Alguno encuentra ciertamente motivo para replicar a la esquela dirigida por Pablo a Filemón (segunda lectura) en la que lo invita a recobrar con amor, ya no como esclavo sino como «hermano querido», al siervo Onésimo que se había escapado.
Parece que aquellas líneas legitimen, implícitamente, la esclavitud, o al menos no afronten de raíz ese grave y peliagudo problema. ¿Pablo excesivamente diplomático y de todos modos preocupado sólo por resolver un caso que le preocupa, sin coraje para considerar la cuestión globalmente?
No es mi tarea hacer de defensor de oficio de Pablo «prisionero». Y no es esta la sede más apta. Será suficiente esclarecer la situación concreta.
-El apóstol escribe de su puño y letra esas pocas líneas entre finales del 63 y principio del 64, mientras está prisionero en Roma (no se trata de una encarcelación propiamente dicha: con terminología moderna se diría que estaba en régimen de «arresto domiciliario»).
En esta situación particular ve que llega a casa un esclavo: Onésimo (nombre bastante común y que significa «útil», así como un perro se llama «Fiel»). Este le cuenta su propia historia. Un percance complicado por el hecho de que ha huido de Colosas, donde estaba en casa de Filemón, un amigo querido de Pablo.
El «prisionero» lo escucha con benevolencia y vivo interés. Lo retiene junto a sí durante un poco de tiempo, aceptando sus preciosos servicios, lo instruye y lo prepara para el bautismo. Lo considera ya como un hijo.
Después, en la primera ocasión, reexpide el esclavo al amo, con una afectuosa carta de recomendación.
Pablo sabe que puede contar con la honestidad y la madera cristiana de Filemón. Este renunciará a cualquier venganza, tanto más cuanto que se encuentra ante uno igual a él, un hermano gracias al bautismo.
Pablo no arriesga la suerte de Onésimo. El se arriesga (con más que suficientes márgenes de seguridad) porque Filemón es un hombre y un cristiano. Ahí está todo.
-Queda abierto el problema sobre la postura de Pablo frente a la institución de la esclavitud. Aunque nunca la contestó abiertamente, en otras cartas ha afirmado claramente la igualdad fundamental de todos los hombres ante Dios y ha proclamado la abolición de todas las discriminaciones y de todas las fronteras (Gál 3, 38).
Es verdad que su discurso queda radicado en el terreno cristiano, sin pasar al político.
-Pablo no ataca la estructura. Prefiere coger la injusticia en la raíz: en el corazón del hombre.
No afronta el problema desde las alturas, sino desde abajo, en las profundidades. Y se arriesga a esperar mucho tiempo.

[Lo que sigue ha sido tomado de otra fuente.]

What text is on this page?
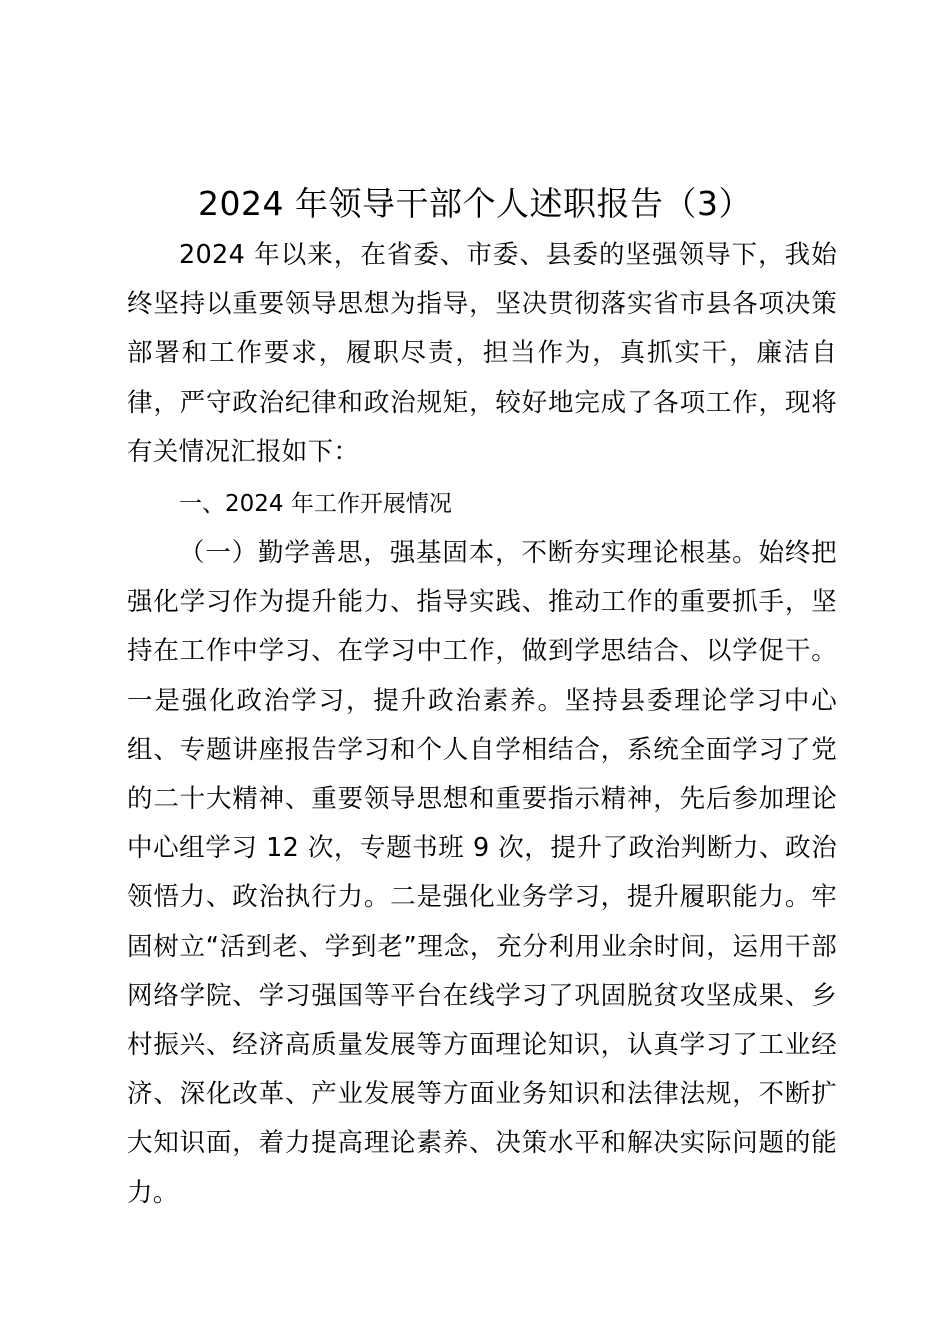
2024 年领导干部个人述职报告（3）

2024 年以来，在省委、市委、县委的坚强领导下，我始终坚持以重要领导思想为指导，坚决贯彻落实省市县各项决策部署和工作要求，履职尽责，担当作为，真抓实干，廉洁自律，严守政治纪律和政治规矩，较好地完成了各项工作，现将有关情况汇报如下：

一、2024 年工作开展情况

（一）勤学善思，强基固本，不断夯实理论根基。始终把强化学习作为提升能力、指导实践、推动工作的重要抓手，坚持在工作中学习、在学习中工作，做到学思结合、以学促干。一是强化政治学习，提升政治素养。坚持县委理论学习中心组、专题讲座报告学习和个人自学相结合，系统全面学习了党的二十大精神、重要领导思想和重要指示精神，先后参加理论中心组学习 12 次，专题书班 9 次，提升了政治判断力、政治领悟力、政治执行力。二是强化业务学习，提升履职能力。牢固树立“活到老、学到老”理念，充分利用业余时间，运用干部网络学院、学习强国等平台在线学习了巩固脱贫攻坚成果、乡村振兴、经济高质量发展等方面理论知识，认真学习了工业经济、深化改革、产业发展等方面业务知识和法律法规，不断扩大知识面，着力提高理论素养、决策水平和解决实际问题的能力。
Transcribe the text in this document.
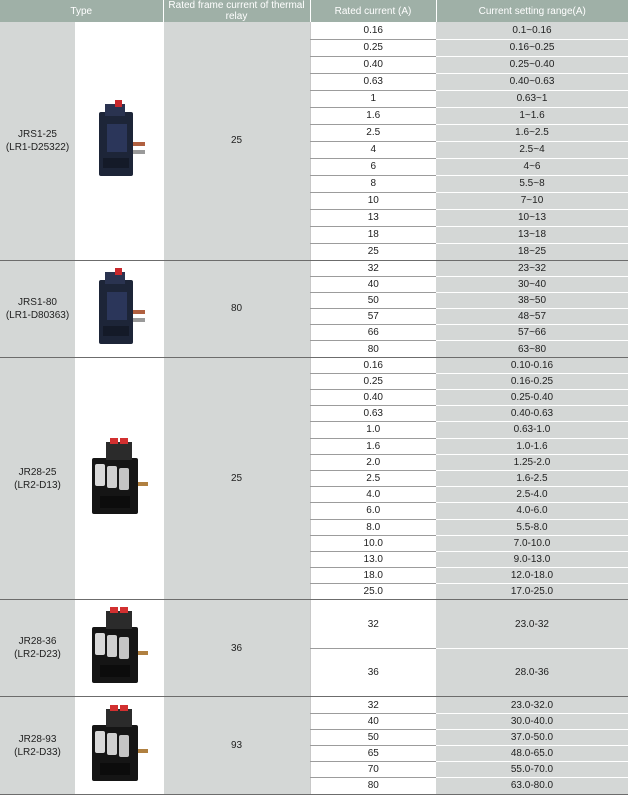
Type		Rated frame current of thermal relay	Rated current (A)	Current setting range(A)

JRS1-25
(LR1-D25322)		25	0.16	0.1~0.16
			0.25	0.16~0.25
			0.40	0.25~0.40
			0.63	0.40~0.63
			1	0.63~1
			1.6	1~1.6
			2.5	1.6~2.5
			4	2.5~4
			6	4~6
			8	5.5~8
			10	7~10
			13	10~13
			18	13~18
			25	18~25

JRS1-80
(LR1-D80363)		80	32	23~32
			40	30~40
			50	38~50
			57	48~57
			66	57~66
			80	63~80

JR28-25
(LR2-D13)		25	0.16	0.10-0.16
			0.25	0.16-0.25
			0.40	0.25-0.40
			0.63	0.40-0.63
			1.0	0.63-1.0
			1.6	1.0-1.6
			2.0	1.25-2.0
			2.5	1.6-2.5
			4.0	2.5-4.0
			6.0	4.0-6.0
			8.0	5.5-8.0
			10.0	7.0-10.0
			13.0	9.0-13.0
			18.0	12.0-18.0
			25.0	17.0-25.0

JR28-36
(LR2-D23)		36	32	23.0-32
			36	28.0-36

JR28-93
(LR2-D33)		93	32	23.0-32.0
			40	30.0-40.0
			50	37.0-50.0
			65	48.0-65.0
			70	55.0-70.0
			80	63.0-80.0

El apóstol hace su apuesta en el terreno específico de la fe cristiana. Pero él mismo no habría soñado en condenar o mirar con sospecha a quien hubiese hecho una elección distinta (con tal que sea compatible con la lógica del amor).
Cuando se trata de la libertad y de la dignidad del hombre, la lucha puede conducirse por distintos frentes.
La única elección equivocada es la «neutralidad».
El único compromiso imperdonable es el no comprometerse. La única posición intolerable es la indiferencia.
Teniendo en cuenta esta particular posición adoptada por Pablo, podemos concluir que una forma específica de sabiduría cristiana consiste en ser padecidos de fraternidad.